Se a obra-prima de Roberto Santos nasceu de um bem-sucedido enorme esforço face às dificuldades de se fazer cinema no Brasil de então, a opção de Vinicius Coimbra poderá até surpreender os fãs da versão anterior pelos cuidados de produção em busca de um tom épico que pode lembrar a levada de um western clássico: no prólogo, por exemplo, um tiroteio, uma perseguição vista em planos gerais alternados com outros mais próximos. Também ajudada pela fotografia de Lula Carvalho, uma das mais belas cenas noturnas do cinema brasileiro nos últimos tempos mostra Augusto tentando salvar um cavalo atolado em meio a uma enchente. E se no filme cinquentenário Leonardo Villar e Joffre Soares davam vida ao simétrico relacionamento entre Augusto e Joãozinho Bem Bem, aqui, João Miguel e José Wilker, em chave mais naturalista, recriam os personagens literários de perto.

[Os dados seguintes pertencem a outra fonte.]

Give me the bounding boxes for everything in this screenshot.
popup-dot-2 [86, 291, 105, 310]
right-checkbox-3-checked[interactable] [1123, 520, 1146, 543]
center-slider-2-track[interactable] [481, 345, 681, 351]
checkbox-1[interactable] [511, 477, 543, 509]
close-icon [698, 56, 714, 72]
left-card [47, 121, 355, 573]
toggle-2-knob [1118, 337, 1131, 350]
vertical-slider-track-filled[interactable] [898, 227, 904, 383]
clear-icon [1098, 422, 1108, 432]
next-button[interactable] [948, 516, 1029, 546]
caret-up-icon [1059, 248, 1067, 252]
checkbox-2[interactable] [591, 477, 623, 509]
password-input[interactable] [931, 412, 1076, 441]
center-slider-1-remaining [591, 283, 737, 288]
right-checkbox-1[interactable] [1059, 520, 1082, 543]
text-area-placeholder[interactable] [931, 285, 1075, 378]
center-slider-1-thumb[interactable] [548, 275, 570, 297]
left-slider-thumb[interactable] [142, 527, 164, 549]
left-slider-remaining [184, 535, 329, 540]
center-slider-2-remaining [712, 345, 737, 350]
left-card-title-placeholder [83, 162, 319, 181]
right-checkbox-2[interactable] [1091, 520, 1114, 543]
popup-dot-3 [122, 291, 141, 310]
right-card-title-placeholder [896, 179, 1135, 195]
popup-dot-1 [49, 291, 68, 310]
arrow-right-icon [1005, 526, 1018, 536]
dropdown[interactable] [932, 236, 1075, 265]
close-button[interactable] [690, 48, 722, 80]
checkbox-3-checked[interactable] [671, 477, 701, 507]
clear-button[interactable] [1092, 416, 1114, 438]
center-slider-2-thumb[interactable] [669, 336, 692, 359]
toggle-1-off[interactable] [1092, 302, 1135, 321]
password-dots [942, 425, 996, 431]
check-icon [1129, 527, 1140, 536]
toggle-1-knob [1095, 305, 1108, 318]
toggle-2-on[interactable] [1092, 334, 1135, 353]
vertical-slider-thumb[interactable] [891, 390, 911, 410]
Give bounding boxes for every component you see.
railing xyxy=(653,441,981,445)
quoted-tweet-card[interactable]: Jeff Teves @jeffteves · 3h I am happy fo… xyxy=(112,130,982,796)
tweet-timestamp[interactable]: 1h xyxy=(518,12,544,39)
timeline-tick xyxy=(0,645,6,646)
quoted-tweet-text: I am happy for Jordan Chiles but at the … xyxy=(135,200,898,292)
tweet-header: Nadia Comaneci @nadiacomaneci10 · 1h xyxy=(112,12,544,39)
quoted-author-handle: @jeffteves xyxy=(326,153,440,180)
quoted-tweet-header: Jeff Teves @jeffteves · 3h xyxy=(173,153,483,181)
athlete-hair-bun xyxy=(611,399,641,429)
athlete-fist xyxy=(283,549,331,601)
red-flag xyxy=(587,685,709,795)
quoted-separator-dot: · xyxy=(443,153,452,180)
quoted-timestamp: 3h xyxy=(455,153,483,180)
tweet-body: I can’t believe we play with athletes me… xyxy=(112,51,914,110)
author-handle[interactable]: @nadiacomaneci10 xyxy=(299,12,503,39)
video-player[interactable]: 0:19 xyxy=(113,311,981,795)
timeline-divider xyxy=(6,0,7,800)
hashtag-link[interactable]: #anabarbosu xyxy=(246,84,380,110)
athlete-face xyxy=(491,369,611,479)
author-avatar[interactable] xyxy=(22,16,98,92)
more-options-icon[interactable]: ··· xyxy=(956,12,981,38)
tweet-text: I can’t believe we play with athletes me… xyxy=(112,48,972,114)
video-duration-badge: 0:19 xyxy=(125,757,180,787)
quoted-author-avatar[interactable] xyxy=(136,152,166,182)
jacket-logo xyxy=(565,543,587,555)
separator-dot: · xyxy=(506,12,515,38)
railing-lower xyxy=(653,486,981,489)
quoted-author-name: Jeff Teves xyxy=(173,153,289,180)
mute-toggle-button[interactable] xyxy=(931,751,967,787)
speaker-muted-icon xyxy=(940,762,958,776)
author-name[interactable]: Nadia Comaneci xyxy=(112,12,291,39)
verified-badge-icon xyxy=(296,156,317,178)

O elenco, aliás, é um dos pontos mais fortes, tendo Chico Anysio em um raro papel não-cômico e que faz lamentarmos o fato deste ter sido uma exceção em sua longa carreira. E Irandhir Santos - mais uma vez, excepcional - confirma o clichê de que não existem pequenos papéis para grandes atores. Teca Pereira, por sua vez, é a “mãe Quitéria”.

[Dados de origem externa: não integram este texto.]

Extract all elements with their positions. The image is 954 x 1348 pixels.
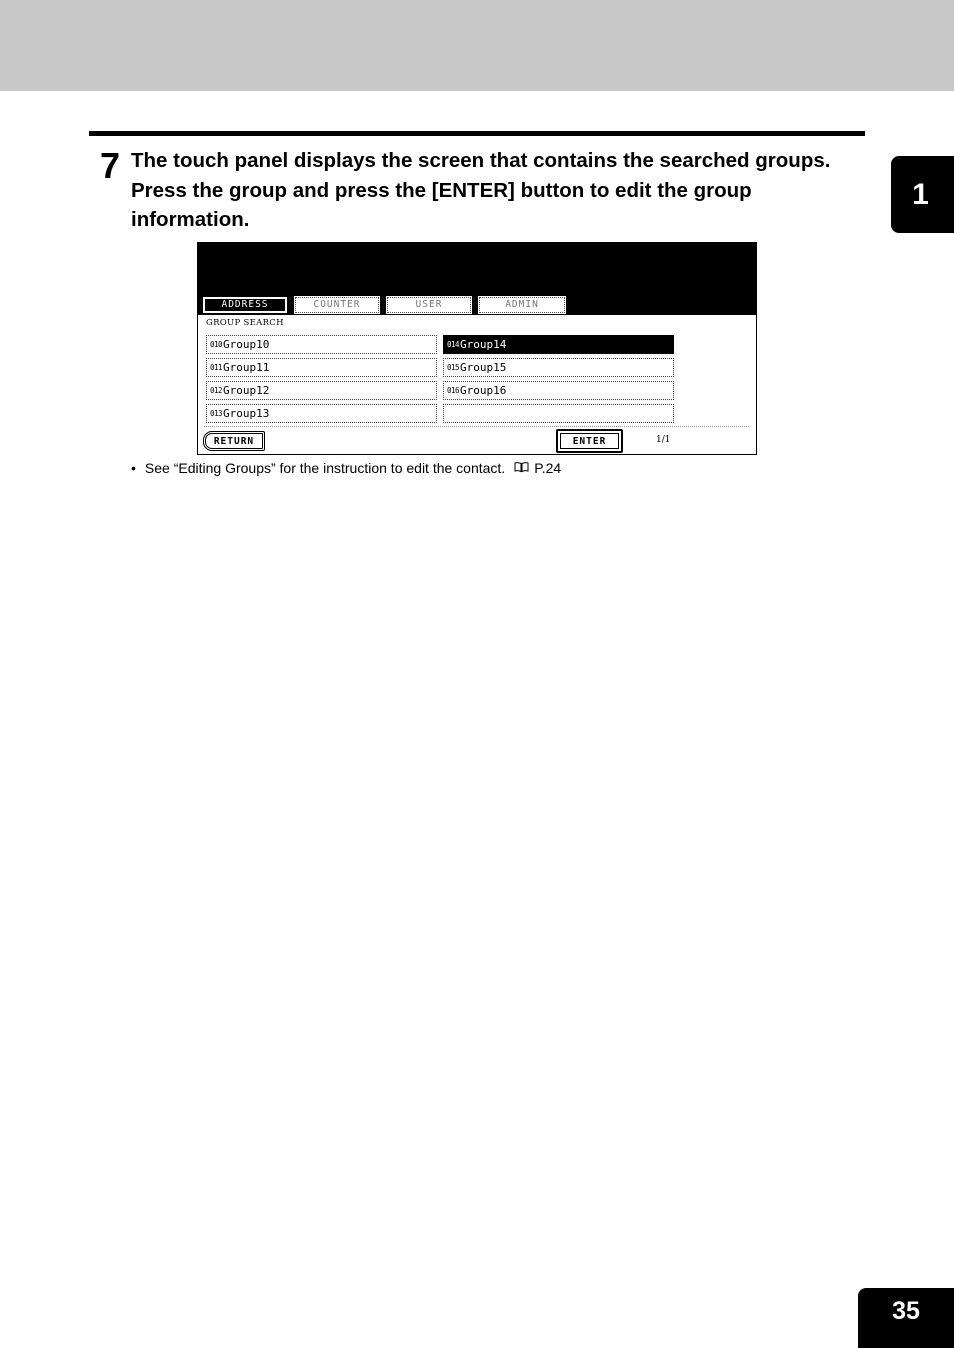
group-button-15[interactable]: 015 Group15 — [443, 358, 674, 377]
step-text: The touch panel displays the screen that… — [131, 149, 831, 231]
group-number: 012 — [210, 386, 223, 395]
bullet: • — [131, 460, 136, 476]
tab-counter[interactable]: COUNTER — [294, 296, 380, 314]
chapter-tab: 1 — [891, 156, 954, 233]
divider — [204, 426, 749, 427]
group-name: Group10 — [223, 338, 270, 351]
group-name: Group11 — [223, 361, 270, 374]
tab-address[interactable]: ADDRESS — [202, 296, 288, 314]
group-search-label: GROUP SEARCH — [206, 318, 284, 328]
group-name: Group14 — [460, 338, 507, 351]
header-band — [0, 0, 954, 91]
step-number: 7 — [100, 145, 121, 186]
group-name: Group13 — [223, 407, 270, 420]
group-name: Group12 — [223, 384, 270, 397]
group-name: Group16 — [460, 384, 507, 397]
group-number: 013 — [210, 409, 223, 418]
book-icon — [514, 459, 529, 477]
tab-user[interactable]: USER — [386, 296, 472, 314]
group-button-11[interactable]: 011 Group11 — [206, 358, 437, 377]
enter-button[interactable]: ENTER — [556, 429, 623, 453]
group-number: 011 — [210, 363, 223, 372]
group-name: Group15 — [460, 361, 507, 374]
return-label: RETURN — [205, 433, 263, 449]
return-button[interactable]: RETURN — [203, 431, 265, 451]
group-number: 016 — [447, 386, 460, 395]
tab-admin[interactable]: ADMIN — [478, 296, 566, 314]
page-reference-link[interactable]: P.24 — [534, 459, 561, 477]
group-button-12[interactable]: 012 Group12 — [206, 381, 437, 400]
touch-panel-screenshot: ADDRESS COUNTER USER ADMIN GROUP SEARCH … — [197, 242, 757, 455]
group-number: 014 — [447, 340, 460, 349]
page-number: 35 — [858, 1288, 954, 1348]
group-button-14-selected[interactable]: 014 Group14 — [443, 335, 674, 354]
group-number: 015 — [447, 363, 460, 372]
page-indicator: 1/1 — [656, 435, 671, 445]
enter-label: ENTER — [560, 433, 619, 449]
group-button-13[interactable]: 013 Group13 — [206, 404, 437, 423]
note: • See “Editing Groups” for the instructi… — [131, 459, 561, 477]
group-button-10[interactable]: 010 Group10 — [206, 335, 437, 354]
group-button-empty[interactable] — [443, 404, 674, 423]
group-number: 010 — [210, 340, 223, 349]
section-rule — [89, 131, 865, 136]
note-text: See “Editing Groups” for the instruction… — [144, 460, 506, 476]
group-button-16[interactable]: 016 Group16 — [443, 381, 674, 400]
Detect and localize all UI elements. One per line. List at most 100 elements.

Recorrendo à música de Tom Jobim (a “villa-lobosiana" Saudades do Brasil, e também a Matita Perê - que por sua vez, já era repleta de referências ao linguajar de Guimarães Rosa) e com trilha original de Sacha Amback, o lançamento, ainda que tardio, de A Hora e a Vez de Augusto Matraga vai confirmar as qualidades que fizeram-no tão premiado há quatro anos no Festival do Rio.
(*)- Publicado pela primeira vez em 1946, parte do livro “Sagarana”, de João Guimarães Rosa.
(**) “A Hora e a vez de Augusto Matraga”, de Roberto Santos (1928-1987), com Leonardo Villar, Joffre Soares, Mauricio do Valle.